Test on your own book covers using the web app.
For a detailed explanation of the project, visit my blog page !
This is an end to end project that predicts the genre of any book by looking at its cover page into one of five categories -
- Children
- Sci-fi
- Horror
- Romance
- Political
Implementation is done using the FastAI framework that is built on top of PyTorch. I have used this particular framework because it gave me a good way to clean my data that was scraped out of Google Images, which would have been a lot of work otherwise. Also, FastAI provides state of the art results with high computational power.
For this project, I have scraped about 2500 images of book cover pages from Google Images using the following JS code:
urls = Array.from(document.querySelectorAll('.rg_i')).map(el=> el.hasAttribute('data-src')?el.getAttribute('data-src'):el.getAttribute('data-iurl'));
window.open('data:text/csv;charset=utf-8,'+escape(urls.join('\n')));
Steps to do this :
- Go to Google Images and search for the kind of images you want.
- After the page opens, right click and go to the ‘Inspect’ option that is provided in Google Chrome.
- In the console section, type in the above JS code.
This downloads the image urls in a .csv file to the default path in your system. In this way, we download the five .csv files for the five categories of images that we are going to predict.
The above scrapper JS code is taken from fastai's lesson2-download.ipynb.

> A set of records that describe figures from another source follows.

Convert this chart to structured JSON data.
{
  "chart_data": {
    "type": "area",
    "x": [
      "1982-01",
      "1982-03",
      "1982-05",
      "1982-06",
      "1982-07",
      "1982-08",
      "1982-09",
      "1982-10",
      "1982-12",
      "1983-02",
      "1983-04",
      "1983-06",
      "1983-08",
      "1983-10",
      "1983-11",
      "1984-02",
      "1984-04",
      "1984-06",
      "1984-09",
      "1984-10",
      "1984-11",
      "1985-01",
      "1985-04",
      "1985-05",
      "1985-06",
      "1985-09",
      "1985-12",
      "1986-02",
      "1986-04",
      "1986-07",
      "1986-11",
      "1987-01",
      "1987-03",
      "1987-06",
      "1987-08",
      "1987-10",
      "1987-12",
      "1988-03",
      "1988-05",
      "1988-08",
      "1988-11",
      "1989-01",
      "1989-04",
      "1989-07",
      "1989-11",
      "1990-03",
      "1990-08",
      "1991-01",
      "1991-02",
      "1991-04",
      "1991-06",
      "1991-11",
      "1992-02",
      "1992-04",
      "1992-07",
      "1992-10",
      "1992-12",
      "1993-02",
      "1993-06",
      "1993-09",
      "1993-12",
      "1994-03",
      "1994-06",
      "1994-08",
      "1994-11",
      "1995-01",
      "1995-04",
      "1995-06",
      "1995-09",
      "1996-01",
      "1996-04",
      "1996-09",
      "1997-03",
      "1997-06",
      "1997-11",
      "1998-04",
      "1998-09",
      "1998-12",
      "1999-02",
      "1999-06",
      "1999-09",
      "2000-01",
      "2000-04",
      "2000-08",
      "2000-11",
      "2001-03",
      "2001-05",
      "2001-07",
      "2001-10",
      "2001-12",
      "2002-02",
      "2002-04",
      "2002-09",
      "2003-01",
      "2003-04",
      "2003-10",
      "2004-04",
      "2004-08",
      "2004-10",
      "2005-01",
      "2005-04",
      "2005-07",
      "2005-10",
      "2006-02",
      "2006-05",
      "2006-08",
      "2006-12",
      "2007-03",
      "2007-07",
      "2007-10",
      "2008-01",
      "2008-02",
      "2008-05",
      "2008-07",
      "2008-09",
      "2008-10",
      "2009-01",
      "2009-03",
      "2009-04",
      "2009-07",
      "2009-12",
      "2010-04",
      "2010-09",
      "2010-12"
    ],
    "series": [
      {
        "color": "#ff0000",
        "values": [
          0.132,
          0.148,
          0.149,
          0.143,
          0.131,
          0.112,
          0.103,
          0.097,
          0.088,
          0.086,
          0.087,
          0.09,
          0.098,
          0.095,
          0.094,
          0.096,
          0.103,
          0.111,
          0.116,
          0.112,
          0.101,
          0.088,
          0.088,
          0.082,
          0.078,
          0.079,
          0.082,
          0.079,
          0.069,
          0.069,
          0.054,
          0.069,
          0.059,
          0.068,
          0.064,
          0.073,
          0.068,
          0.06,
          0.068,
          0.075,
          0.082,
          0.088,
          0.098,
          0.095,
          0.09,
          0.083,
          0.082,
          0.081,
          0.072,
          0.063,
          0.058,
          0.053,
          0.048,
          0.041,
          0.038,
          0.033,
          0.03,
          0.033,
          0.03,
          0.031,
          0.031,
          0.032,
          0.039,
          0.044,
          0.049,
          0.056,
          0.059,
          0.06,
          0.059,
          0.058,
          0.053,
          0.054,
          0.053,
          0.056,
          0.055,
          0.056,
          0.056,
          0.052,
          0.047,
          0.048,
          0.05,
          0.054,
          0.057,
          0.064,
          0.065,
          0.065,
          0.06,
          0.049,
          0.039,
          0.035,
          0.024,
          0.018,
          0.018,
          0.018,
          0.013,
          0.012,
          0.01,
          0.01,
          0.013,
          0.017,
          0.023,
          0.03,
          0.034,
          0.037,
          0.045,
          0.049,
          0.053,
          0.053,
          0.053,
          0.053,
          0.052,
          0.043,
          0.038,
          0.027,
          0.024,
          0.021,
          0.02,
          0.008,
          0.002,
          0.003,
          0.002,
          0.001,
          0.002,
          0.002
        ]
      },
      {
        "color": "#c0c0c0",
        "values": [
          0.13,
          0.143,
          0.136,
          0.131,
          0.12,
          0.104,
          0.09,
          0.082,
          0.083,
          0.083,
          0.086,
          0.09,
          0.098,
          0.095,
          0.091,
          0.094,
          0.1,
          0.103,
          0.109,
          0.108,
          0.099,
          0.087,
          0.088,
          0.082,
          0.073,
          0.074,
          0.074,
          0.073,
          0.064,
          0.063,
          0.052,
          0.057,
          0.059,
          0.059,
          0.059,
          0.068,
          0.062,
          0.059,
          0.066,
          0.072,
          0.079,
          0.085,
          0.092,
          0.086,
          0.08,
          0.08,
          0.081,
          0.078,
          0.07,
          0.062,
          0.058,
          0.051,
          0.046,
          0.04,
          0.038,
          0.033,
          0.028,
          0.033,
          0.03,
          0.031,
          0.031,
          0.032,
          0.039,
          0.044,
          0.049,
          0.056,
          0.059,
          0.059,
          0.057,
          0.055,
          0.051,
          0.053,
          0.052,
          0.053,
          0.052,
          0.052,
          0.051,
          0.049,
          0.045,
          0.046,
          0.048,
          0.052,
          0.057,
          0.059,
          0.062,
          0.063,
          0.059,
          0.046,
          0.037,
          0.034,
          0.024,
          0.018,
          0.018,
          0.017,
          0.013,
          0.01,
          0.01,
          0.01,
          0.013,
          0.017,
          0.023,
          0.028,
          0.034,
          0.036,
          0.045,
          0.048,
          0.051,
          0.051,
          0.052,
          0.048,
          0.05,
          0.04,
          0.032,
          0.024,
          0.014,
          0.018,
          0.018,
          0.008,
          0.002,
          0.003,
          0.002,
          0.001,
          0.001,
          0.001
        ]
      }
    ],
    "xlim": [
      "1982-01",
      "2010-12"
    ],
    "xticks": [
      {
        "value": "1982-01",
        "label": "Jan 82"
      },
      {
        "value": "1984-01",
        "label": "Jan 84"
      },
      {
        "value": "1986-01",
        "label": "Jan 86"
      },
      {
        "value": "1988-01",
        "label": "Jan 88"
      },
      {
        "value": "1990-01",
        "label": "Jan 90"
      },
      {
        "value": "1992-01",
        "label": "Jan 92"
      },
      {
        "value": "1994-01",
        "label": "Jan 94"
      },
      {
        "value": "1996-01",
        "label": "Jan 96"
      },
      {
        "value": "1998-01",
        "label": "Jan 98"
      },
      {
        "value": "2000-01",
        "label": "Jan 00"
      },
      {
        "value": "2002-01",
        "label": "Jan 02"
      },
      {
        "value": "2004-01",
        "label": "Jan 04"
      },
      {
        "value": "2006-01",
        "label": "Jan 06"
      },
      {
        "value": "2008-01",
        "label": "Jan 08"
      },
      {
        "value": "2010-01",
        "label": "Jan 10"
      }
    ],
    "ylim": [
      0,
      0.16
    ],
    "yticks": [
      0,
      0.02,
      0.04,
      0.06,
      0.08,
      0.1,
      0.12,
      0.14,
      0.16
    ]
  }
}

A sample batch of images looks like :
For the model, I have used transfer learning, particularly a ResNet34 network. At first, I have used my input image data on the pre-trained layers and then un-trained all of them to train them again from scratch to see which approach gives better results. Their is a lot of data cleaning performed before starting to build the model because it had a lot of noisy and uncorrect data. Finally, I have experimented with multiple hyperparameter tunings to finally come up with the best model fit for our data.
And the final result that I got is:
So I got an accuracy of 98.7% which is pretty amazing considering that our data was randomly scraped from Google Images which was very unclean.
To evaluate the model's performance, a confusion matrix comes in very handy.
The top wrong predictions:
Clearly, the model got most confused between horror and sci-fi book covers as it predicted 3 horror books to be of sci-fi genre. This is understandable because many a time the cover page images of both these genres look very similar and ambiguous even to a human eye to discriminate.